Leopold Stokowski Anthony ( born April 18, 1882 in London, England; † September 13, 1977 in Nether Wallop, England; actually Antonin Leopold Stokowski Stanisław Bolesławowicz ) was an English- American conductor and arranger of classical music.

Life

Private

Stokowski made ​​a secret of his parentage and his birth year, claiming, inter alia, that he was born in Krakow, Poland. His father was Polish, his mother Scottish (not, as is often claimed, Irin ). He was baptized by his Polish grandfather Leopold.

Stokowski was married three times until 1927 with the pianist and pedagogue Olga Samaroff until 1938 Evangeline Johnson, whose father was a founder of the pharmaceutical company Johnson & Johnson, and with whom he had two daughters sadja and Luba, last to actress Gloria Laura Vanderbilt. 1937/38, he was close to Greta Garbo.

The German actor Oliver Stokowski is his great-grandson.

Career and artistic nature

Originally organist, Stokowski was one of the most controversial, but also the most successful conductors of the 20th century. He studied from the age of fourteen at the Royal College of Music in London, including at Hubert Parry and Charles Villiers Stanford, 1903 Bachelor of Music at Queen 's College, Oxford and completed his education later in Berlin, Munich and Paris. He was in London and New York organist and choir director, and made his debut in Berlin in 1908. His breakthrough came in 1909 as the director of the Cincinnati Symphony Orchestra. He gave over 7000 concerts and led it for more than 2,000 world premieres. For the dissemination of the works of contemporaries, he advocated unusually strong.

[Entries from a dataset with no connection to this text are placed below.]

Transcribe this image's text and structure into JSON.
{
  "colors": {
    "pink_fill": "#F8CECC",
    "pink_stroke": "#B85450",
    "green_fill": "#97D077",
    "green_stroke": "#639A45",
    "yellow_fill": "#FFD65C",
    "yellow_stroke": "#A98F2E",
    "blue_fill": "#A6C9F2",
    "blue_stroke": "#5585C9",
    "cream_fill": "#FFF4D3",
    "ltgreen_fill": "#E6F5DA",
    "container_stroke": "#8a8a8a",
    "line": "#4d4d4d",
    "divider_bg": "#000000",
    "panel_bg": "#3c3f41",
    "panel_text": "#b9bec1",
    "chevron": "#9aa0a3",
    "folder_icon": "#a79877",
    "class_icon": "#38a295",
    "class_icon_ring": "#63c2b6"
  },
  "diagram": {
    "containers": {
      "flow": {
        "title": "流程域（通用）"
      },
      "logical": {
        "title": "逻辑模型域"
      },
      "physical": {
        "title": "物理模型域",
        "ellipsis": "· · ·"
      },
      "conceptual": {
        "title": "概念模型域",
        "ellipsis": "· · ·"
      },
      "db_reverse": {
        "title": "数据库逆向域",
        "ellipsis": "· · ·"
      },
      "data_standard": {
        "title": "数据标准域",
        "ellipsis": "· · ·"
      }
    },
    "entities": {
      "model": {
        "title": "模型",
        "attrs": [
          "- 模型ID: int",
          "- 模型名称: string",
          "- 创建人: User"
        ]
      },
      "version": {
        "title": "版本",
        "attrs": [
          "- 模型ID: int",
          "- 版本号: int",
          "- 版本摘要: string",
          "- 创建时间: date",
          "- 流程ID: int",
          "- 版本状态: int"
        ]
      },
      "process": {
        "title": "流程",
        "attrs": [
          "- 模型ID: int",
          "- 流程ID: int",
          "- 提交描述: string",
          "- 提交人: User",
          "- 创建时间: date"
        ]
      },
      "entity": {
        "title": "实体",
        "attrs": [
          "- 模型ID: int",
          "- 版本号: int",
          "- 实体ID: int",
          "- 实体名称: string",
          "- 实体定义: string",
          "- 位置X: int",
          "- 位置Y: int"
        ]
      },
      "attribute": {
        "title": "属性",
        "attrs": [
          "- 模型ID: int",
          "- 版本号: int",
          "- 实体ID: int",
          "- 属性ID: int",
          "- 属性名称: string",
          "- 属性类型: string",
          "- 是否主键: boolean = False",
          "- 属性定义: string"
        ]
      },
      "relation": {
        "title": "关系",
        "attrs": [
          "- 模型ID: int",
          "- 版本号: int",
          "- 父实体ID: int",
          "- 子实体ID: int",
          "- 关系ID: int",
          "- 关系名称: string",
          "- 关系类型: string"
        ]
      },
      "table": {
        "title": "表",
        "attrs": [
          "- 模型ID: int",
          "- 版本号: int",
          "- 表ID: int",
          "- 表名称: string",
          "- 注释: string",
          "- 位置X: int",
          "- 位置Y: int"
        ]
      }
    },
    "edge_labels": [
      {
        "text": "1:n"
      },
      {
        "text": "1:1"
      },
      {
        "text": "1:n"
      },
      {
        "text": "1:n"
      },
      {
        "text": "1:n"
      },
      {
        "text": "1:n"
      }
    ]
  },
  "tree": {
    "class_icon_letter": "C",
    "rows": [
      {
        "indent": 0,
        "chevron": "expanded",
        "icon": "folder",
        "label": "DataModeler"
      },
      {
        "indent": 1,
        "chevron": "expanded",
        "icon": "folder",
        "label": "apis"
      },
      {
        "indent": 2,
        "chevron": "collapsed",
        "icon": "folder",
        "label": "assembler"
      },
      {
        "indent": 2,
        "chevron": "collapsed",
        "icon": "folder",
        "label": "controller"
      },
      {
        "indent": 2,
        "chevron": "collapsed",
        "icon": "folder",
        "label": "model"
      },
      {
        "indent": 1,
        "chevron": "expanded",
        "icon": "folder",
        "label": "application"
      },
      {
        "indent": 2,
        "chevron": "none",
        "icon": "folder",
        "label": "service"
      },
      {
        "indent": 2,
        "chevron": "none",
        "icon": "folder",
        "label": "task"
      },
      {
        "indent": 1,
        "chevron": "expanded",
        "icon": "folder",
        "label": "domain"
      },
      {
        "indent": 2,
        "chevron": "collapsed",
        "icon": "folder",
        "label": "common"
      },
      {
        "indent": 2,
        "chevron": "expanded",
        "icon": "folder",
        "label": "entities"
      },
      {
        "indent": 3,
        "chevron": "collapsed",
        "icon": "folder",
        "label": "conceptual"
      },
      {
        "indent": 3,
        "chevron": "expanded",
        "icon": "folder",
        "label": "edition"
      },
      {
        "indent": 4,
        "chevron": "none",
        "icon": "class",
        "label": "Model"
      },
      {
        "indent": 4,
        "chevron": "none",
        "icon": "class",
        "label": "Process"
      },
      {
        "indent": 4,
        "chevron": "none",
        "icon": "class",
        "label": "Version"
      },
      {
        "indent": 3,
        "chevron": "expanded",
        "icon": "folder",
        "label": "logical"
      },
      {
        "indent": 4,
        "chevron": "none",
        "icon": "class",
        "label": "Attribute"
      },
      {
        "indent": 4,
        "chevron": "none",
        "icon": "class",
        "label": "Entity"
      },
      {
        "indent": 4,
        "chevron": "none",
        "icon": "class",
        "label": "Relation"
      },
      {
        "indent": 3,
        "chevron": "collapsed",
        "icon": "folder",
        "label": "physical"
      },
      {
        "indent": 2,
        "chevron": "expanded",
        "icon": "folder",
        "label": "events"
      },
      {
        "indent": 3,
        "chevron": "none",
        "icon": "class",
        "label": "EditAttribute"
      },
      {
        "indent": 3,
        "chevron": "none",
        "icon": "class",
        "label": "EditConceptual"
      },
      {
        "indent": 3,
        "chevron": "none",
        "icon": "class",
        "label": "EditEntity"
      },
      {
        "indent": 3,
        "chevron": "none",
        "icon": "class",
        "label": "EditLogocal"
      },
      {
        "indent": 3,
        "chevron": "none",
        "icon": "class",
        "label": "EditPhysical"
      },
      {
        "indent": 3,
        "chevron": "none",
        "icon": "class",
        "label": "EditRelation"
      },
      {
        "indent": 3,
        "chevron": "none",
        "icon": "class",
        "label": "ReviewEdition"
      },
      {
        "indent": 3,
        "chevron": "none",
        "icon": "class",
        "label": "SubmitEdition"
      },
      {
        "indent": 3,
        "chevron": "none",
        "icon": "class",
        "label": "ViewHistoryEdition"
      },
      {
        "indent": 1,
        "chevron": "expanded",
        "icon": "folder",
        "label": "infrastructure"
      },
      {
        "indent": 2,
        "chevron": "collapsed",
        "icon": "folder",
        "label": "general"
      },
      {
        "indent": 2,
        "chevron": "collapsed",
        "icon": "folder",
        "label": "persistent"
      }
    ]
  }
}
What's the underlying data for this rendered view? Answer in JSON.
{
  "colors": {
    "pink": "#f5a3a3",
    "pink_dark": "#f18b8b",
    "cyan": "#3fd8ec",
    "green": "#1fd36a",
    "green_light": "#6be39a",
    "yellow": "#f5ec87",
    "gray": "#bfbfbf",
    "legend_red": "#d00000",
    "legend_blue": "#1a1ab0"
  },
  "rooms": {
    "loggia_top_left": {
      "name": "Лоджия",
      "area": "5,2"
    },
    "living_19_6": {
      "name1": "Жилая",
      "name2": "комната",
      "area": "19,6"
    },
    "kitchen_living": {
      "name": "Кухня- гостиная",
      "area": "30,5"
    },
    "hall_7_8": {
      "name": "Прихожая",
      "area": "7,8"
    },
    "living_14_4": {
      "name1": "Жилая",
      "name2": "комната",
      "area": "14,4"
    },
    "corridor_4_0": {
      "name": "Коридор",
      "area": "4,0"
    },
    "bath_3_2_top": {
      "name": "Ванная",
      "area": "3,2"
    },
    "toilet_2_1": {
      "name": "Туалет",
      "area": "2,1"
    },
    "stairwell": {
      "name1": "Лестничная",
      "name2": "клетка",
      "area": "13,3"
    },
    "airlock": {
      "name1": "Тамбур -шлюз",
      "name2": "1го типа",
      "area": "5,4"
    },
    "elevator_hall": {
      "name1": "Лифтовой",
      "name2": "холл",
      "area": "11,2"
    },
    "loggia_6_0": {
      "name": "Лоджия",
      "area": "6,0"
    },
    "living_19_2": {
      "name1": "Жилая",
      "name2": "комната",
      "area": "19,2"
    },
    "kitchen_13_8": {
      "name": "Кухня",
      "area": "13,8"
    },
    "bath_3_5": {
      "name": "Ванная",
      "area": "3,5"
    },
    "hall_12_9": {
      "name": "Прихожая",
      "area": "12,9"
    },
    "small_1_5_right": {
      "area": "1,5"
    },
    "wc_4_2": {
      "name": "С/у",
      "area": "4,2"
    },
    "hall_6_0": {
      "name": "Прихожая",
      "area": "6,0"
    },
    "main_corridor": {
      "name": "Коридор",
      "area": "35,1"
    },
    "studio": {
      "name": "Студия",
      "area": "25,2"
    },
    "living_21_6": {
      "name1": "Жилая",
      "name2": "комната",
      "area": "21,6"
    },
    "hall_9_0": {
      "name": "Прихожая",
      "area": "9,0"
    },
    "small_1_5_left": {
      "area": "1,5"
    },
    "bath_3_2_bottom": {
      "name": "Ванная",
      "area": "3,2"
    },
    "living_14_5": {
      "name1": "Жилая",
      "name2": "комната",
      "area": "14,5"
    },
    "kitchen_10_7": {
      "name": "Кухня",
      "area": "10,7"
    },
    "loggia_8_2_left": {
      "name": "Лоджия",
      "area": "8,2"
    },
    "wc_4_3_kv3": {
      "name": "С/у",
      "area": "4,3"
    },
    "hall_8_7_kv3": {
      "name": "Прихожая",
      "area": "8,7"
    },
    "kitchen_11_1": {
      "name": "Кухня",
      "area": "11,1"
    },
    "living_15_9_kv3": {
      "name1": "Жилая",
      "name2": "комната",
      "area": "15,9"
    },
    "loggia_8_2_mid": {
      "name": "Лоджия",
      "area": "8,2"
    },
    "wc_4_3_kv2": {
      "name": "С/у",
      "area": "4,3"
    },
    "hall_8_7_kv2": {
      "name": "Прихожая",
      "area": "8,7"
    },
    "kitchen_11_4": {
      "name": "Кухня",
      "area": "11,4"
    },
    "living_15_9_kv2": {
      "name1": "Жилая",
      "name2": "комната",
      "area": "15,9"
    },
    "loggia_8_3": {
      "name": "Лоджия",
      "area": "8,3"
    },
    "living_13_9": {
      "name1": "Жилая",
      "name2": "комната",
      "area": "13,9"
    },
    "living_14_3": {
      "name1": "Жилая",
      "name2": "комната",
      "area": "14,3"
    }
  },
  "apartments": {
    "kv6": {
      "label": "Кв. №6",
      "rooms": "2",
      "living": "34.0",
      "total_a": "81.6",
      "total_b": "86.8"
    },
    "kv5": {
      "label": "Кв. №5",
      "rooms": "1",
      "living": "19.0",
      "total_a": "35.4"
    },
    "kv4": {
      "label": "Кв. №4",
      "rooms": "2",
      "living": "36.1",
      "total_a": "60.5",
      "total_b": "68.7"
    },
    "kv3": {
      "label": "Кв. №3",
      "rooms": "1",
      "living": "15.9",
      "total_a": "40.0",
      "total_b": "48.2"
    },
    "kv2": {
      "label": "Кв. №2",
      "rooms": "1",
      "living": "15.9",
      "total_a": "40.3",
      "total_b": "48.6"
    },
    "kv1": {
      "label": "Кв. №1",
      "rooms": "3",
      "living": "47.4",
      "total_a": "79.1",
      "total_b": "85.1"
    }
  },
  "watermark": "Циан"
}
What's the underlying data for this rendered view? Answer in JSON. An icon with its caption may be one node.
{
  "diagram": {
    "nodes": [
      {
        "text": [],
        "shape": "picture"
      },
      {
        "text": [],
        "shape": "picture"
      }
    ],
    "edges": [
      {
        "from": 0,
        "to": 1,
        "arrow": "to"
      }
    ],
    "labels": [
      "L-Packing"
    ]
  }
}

All his life he made ​​himself a name as an arranger of works, inter alia, Hector Berlioz, and especially Johann Sebastian Bach, for example, the song Come, Sweet Death and the famous Toccata and Fugue in D minor BWV 565 for organ, he helped in large orchestral garb to overwhelming effect. In 1969 he conducted with the Saarbrücken Radio Symphony Orchestra in a TV recording for the ARD program his orchestral transcription of Bach's Passacaglia and Fugue in C minor BWV 582

As a " sound magician" celebrated and reviled for his intervention in the score or the original band line-up, he developed over the decades its own, very typical orchestral sound. He became a legend for his roles in Walt Disney's film Fantasia.

The pianist Glenn Gould described Stokowski as one of the few conductors who he admired and drew Ludwig van Beethoven's 5th Piano Concerto with him.

On the subject of "What is actually a conductor" he once remarked: Why conductors and generals are so old? Maybe it's the pleasure to impose his will.

Sound Recording

Stokowski created 1917-1977 over 700 recordings and influenced, inter alia, in stereophonic sound and recording on LP with technical developments.

Afterlife

In 1979, the Leopold Stokowski Society was founded. It has set itself the task of keeping alive the memory of Stokowski's life's work as well as to preserve and reissue its numerous music recordings.

Honors

In 1927 he was honored by the London Royal Philharmonic Society with the honorary membership. In 1977 he was awarded for his services to the music with the Grammy Trustees Award, jointly with Thomas Edison.